Pilihannya jatuh kepda Datuak Panji Alam Khalifatullah. Menurut Taufiq, maknanya sangat dalam. Gelar Datuak Panji Alam Khalifatullah mengandung makna dan amanah yang demikian mendalam. 

Khalifatullah, sebutnya, adalah menjadi wali Allah di muka bumi guna menegakkan panji-panji kebenaran sesuai dengan tuntunan Alquran dan Sunnah. “Khalifatullah bukan saja sebagai penghormatan, tetapi juga mengingatkan saya dan kita semua akan tugas yang diemban selaku hamba Allah,” ucapnya.

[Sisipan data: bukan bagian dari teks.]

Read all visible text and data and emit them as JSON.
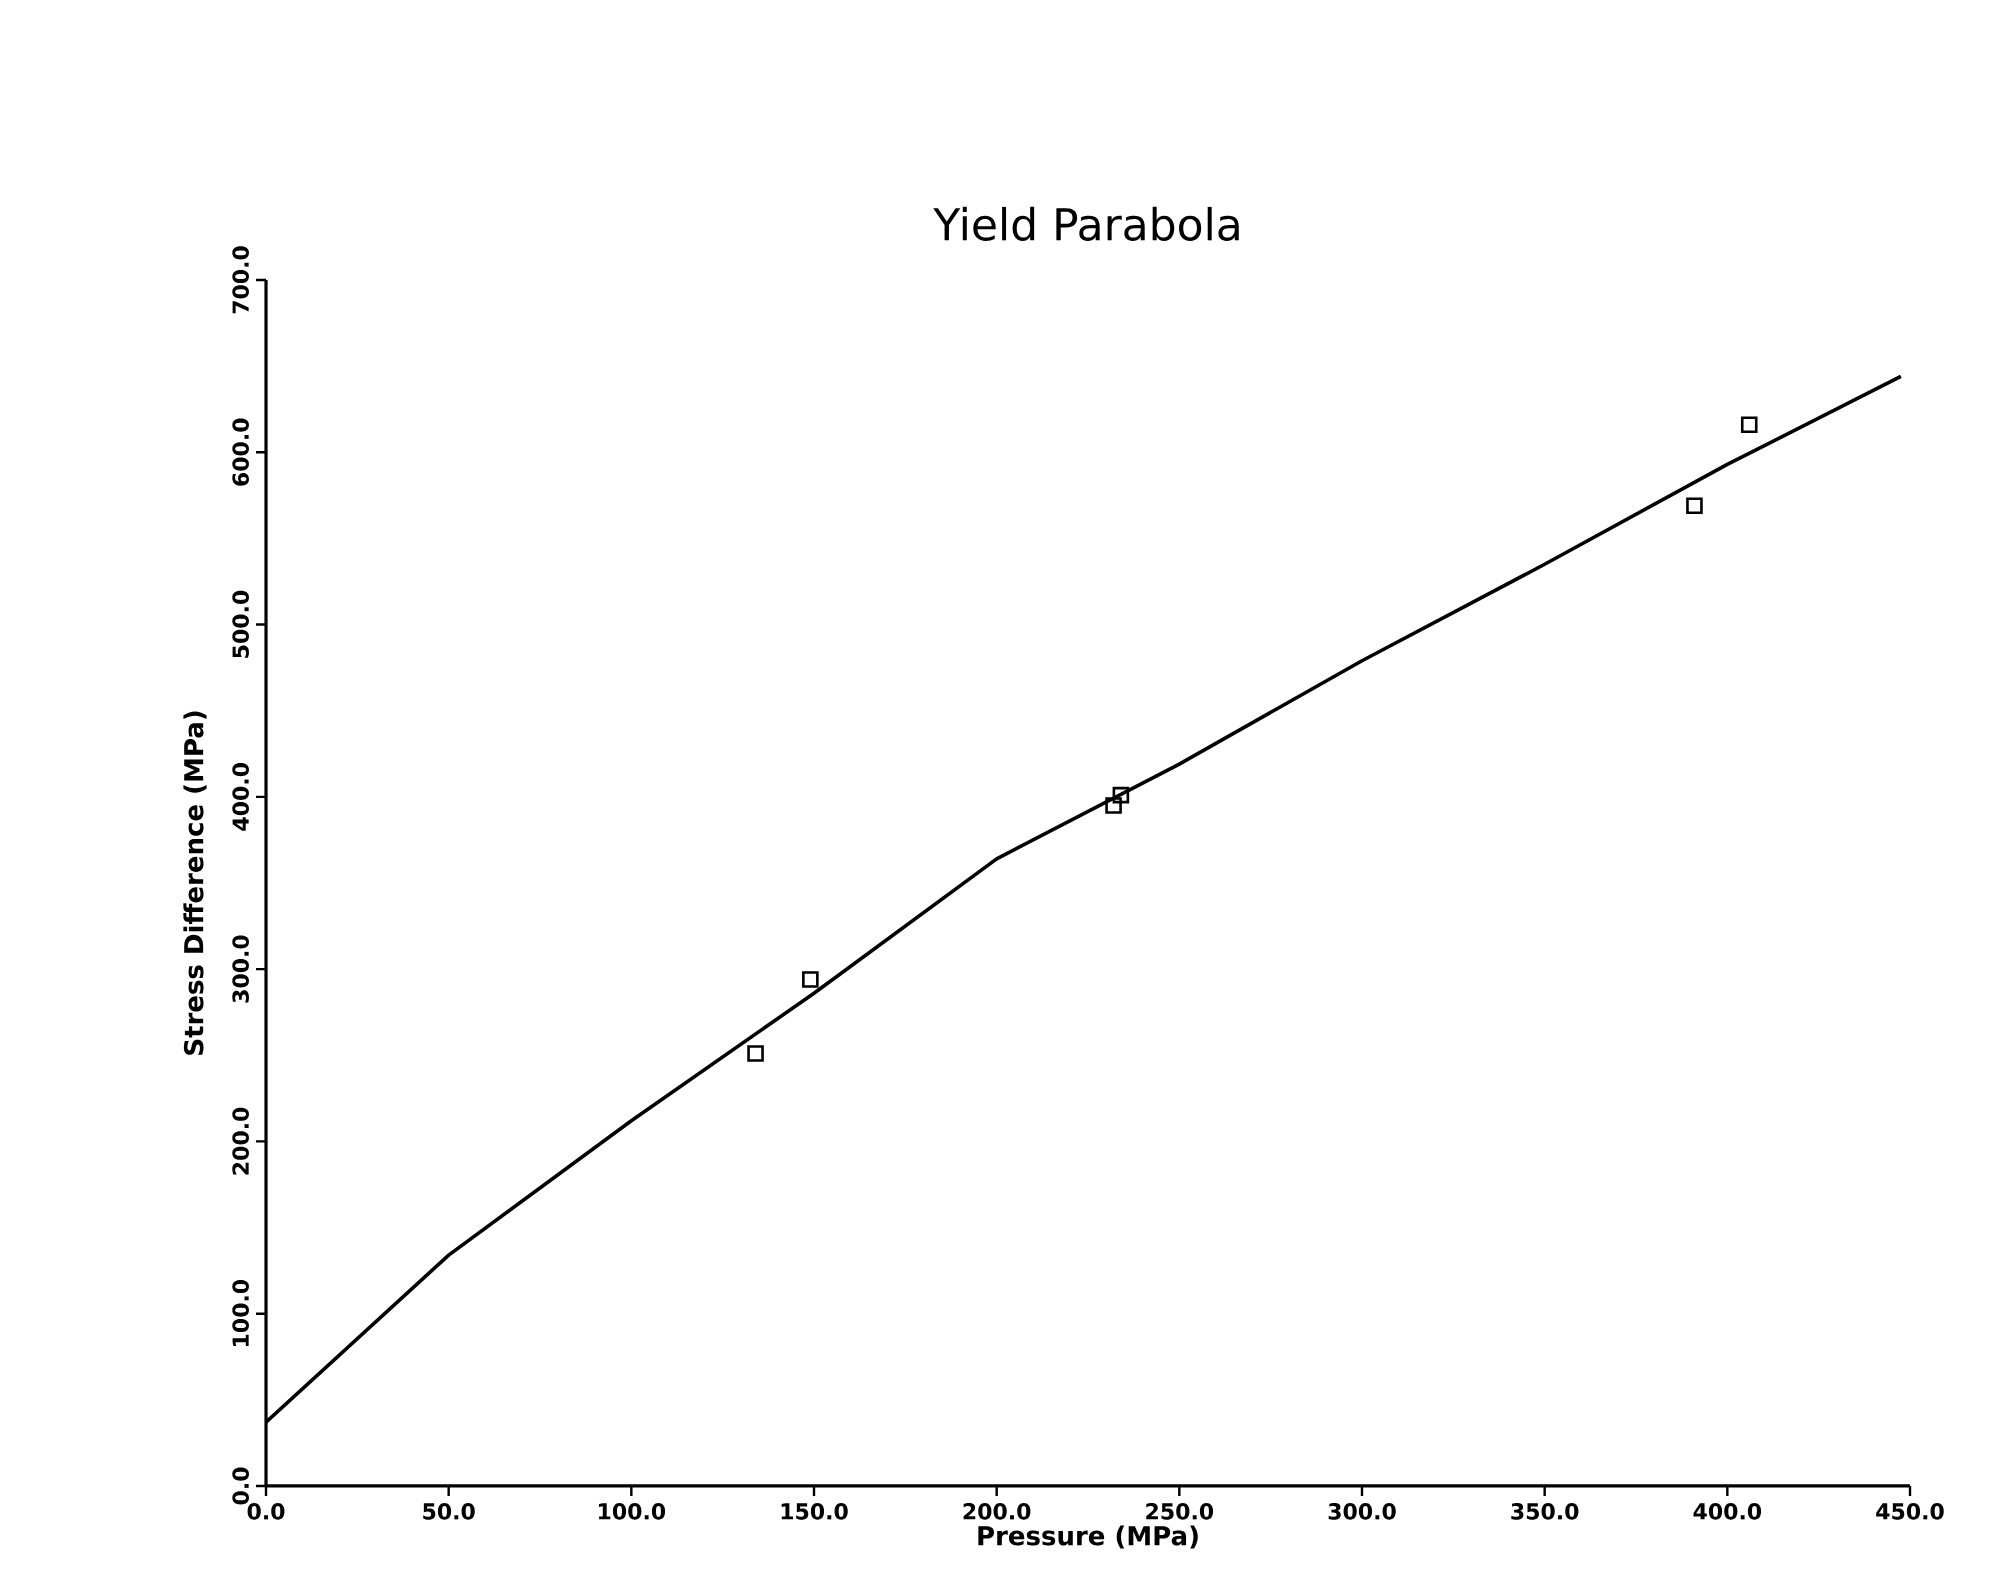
{
  "chart_data": {
    "type": "scatter",
    "title": "Yield Parabola",
    "xlabel": "Pressure (MPa)",
    "ylabel": "Stress Difference (MPa)",
    "xlim": [
      0,
      450
    ],
    "ylim": [
      0,
      700
    ],
    "xticks": [
      {
        "value": 0,
        "label": "0.0"
      },
      {
        "value": 50,
        "label": "50.0"
      },
      {
        "value": 100,
        "label": "100.0"
      },
      {
        "value": 150,
        "label": "150.0"
      },
      {
        "value": 200,
        "label": "200.0"
      },
      {
        "value": 250,
        "label": "250.0"
      },
      {
        "value": 300,
        "label": "300.0"
      },
      {
        "value": 350,
        "label": "350.0"
      },
      {
        "value": 400,
        "label": "400.0"
      },
      {
        "value": 450,
        "label": "450.0"
      }
    ],
    "yticks": [
      {
        "value": 0,
        "label": "0.0"
      },
      {
        "value": 100,
        "label": "100.0"
      },
      {
        "value": 200,
        "label": "200.0"
      },
      {
        "value": 300,
        "label": "300.0"
      },
      {
        "value": 400,
        "label": "400.0"
      },
      {
        "value": 500,
        "label": "500.0"
      },
      {
        "value": 600,
        "label": "600.0"
      },
      {
        "value": 700,
        "label": "700.0"
      }
    ],
    "grid": false,
    "series": [
      {
        "marker": "square",
        "color": "#000000",
        "x": [
          134,
          149,
          232,
          234,
          391,
          406
        ],
        "values": [
          251,
          294,
          395,
          401,
          569,
          616
        ]
      },
      {
        "type": "line",
        "marker": "none",
        "line_style": "solid",
        "color": "#000000",
        "x": [
          0,
          50,
          100,
          150,
          200,
          250,
          300,
          350,
          400,
          447.5
        ],
        "values": [
          37,
          134,
          212,
          286,
          364,
          419,
          479,
          535,
          593,
          644
        ]
      }
    ]
  }
}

Sementara panji alam, tegasnya, melambangkan bendera, mewakili perasaan yang paling dalam, dan mengandung pemikiran-pemikiran positif-konstruktif untuk alam semesta. Kalau begitu, maka Jo Puisi, Denai….kibarkan panji-panji kebenaran di muka bumi ini. Jo Puisi, Denai….tegakkan kebenaran agama Islam, tanpa seorang pun yang dapat menghalangi.


Puisi memang universal. Berada di atas segala kepentingan. Tapi puisi-puisi Taufiq Ismail, salah satunya tersurat dan tersirat dalam Dengan Puisi, Aku….universalitas bukanlah mencampur-adukkan yang hak dengan yang batil. Universalitas bukanlah mengakui semuanya benar. Universalitas adalah kebenaran itu sendiri. Kebenaran yang datangnya dari Allah SWT.

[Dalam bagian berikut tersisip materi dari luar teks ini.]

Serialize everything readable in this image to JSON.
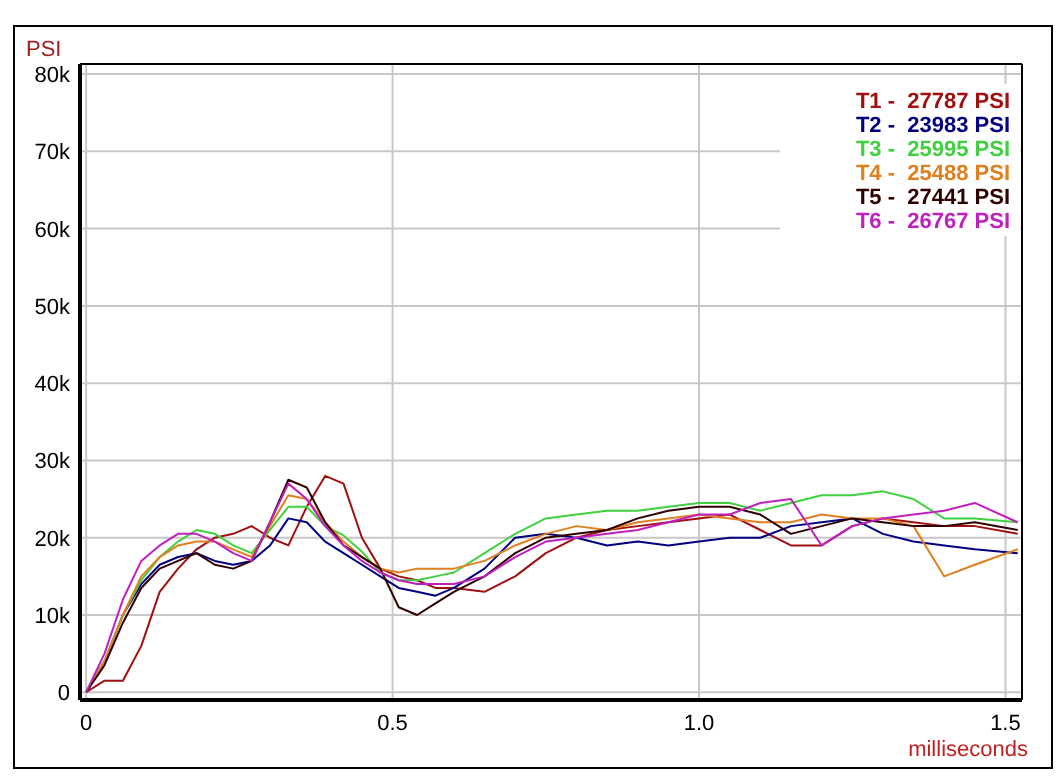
{
  "chart_data": {
    "type": "line",
    "xlabel": "milliseconds",
    "ylabel": "PSI",
    "x": [
      0,
      0.03,
      0.06,
      0.09,
      0.12,
      0.15,
      0.18,
      0.21,
      0.24,
      0.27,
      0.3,
      0.33,
      0.36,
      0.39,
      0.42,
      0.45,
      0.48,
      0.51,
      0.54,
      0.57,
      0.6,
      0.65,
      0.7,
      0.75,
      0.8,
      0.85,
      0.9,
      0.95,
      1.0,
      1.05,
      1.1,
      1.15,
      1.2,
      1.25,
      1.3,
      1.35,
      1.4,
      1.45,
      1.52
    ],
    "xlim": [
      -0.01,
      1.527
    ],
    "xticks": [
      0,
      0.5,
      {
        "value": 1,
        "label": "1.0"
      },
      1.5
    ],
    "ylim": [
      -1000,
      81300
    ],
    "yticks": [
      0,
      {
        "value": 10000,
        "label": "10k"
      },
      {
        "value": 20000,
        "label": "20k"
      },
      {
        "value": 30000,
        "label": "30k"
      },
      {
        "value": 40000,
        "label": "40k"
      },
      {
        "value": 50000,
        "label": "50k"
      },
      {
        "value": 60000,
        "label": "60k"
      },
      {
        "value": 70000,
        "label": "70k"
      },
      {
        "value": 80000,
        "label": "80k"
      }
    ],
    "grid": true,
    "legend": "top right",
    "marker": "none",
    "line_style": "solid",
    "series": [
      {
        "name": "T1 -  27787 PSI",
        "color": "#a01010",
        "values": [
          0,
          1500,
          1500,
          6000,
          13000,
          16000,
          18500,
          20000,
          20500,
          21500,
          20000,
          19000,
          24000,
          28000,
          27000,
          20000,
          16000,
          15000,
          14500,
          13500,
          13500,
          13000,
          15000,
          18000,
          20000,
          21000,
          21500,
          22000,
          22500,
          23000,
          21000,
          19000,
          19000,
          21500,
          22500,
          22000,
          21500,
          21500,
          20500
        ]
      },
      {
        "name": "T2 -  23983 PSI",
        "color": "#000080",
        "values": [
          0,
          4000,
          10000,
          14000,
          16500,
          17500,
          18000,
          17000,
          16500,
          17000,
          19000,
          22500,
          22000,
          19500,
          18000,
          16500,
          15000,
          13500,
          13000,
          12500,
          13500,
          16000,
          20000,
          20500,
          20000,
          19000,
          19500,
          19000,
          19500,
          20000,
          20000,
          21500,
          22000,
          22500,
          20500,
          19500,
          19000,
          18500,
          18000
        ]
      },
      {
        "name": "T3 -  25995 PSI",
        "color": "#40d040",
        "values": [
          0,
          4000,
          10000,
          14500,
          17500,
          19500,
          21000,
          20500,
          19000,
          18000,
          21000,
          24000,
          24000,
          21500,
          20300,
          18200,
          15500,
          14500,
          14500,
          15000,
          15500,
          18000,
          20500,
          22500,
          23000,
          23500,
          23500,
          24000,
          24500,
          24500,
          23500,
          24500,
          25500,
          25500,
          26000,
          25000,
          22500,
          22500,
          22000
        ]
      },
      {
        "name": "T4 -  25488 PSI",
        "color": "#e08020",
        "values": [
          0,
          4000,
          10000,
          15000,
          17500,
          19000,
          19500,
          19500,
          18500,
          17500,
          21500,
          25500,
          25000,
          22000,
          19500,
          17500,
          16000,
          15500,
          16000,
          16000,
          16000,
          17000,
          19000,
          20500,
          21500,
          21000,
          22000,
          22500,
          23000,
          22500,
          22000,
          22000,
          23000,
          22500,
          22500,
          21500,
          15000,
          16500,
          18500
        ]
      },
      {
        "name": "T5 -  27441 PSI",
        "color": "#300000",
        "values": [
          0,
          3500,
          9000,
          13500,
          16000,
          17000,
          18000,
          16500,
          16000,
          17000,
          22000,
          27500,
          26500,
          22000,
          19000,
          17500,
          16000,
          11000,
          10000,
          11500,
          13000,
          15000,
          18000,
          20000,
          20500,
          21000,
          22500,
          23500,
          24000,
          24000,
          23000,
          20500,
          21500,
          22500,
          22000,
          21500,
          21500,
          22000,
          21000
        ]
      },
      {
        "name": "T6 -  26767 PSI",
        "color": "#c020c0",
        "values": [
          0,
          5000,
          12000,
          17000,
          19000,
          20500,
          20500,
          19500,
          18000,
          17000,
          22000,
          27000,
          25000,
          21500,
          19000,
          17000,
          15500,
          14500,
          14000,
          14000,
          14000,
          15000,
          17500,
          19500,
          20000,
          20500,
          21000,
          22000,
          23000,
          23000,
          24500,
          25000,
          19000,
          21500,
          22500,
          23000,
          23500,
          24500,
          22000
        ]
      }
    ]
  }
}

Komitmen Taufiq dalam Jo Puisi, Denai….disebut terpaut erat dengan ajaran Islam dan nilai-nilai adat budaya Minangkabau, tentu tidak bisa dilepaskan dari puisi-puisi lainnya yang beliau tulis. Semuanya mengandung pesan tauhid, ibadah, dan muamalah. Semuanya mengusung panji-panji kebenaran atau amar makruf, dan mencegah ketidakbenaran atau nahi munkar.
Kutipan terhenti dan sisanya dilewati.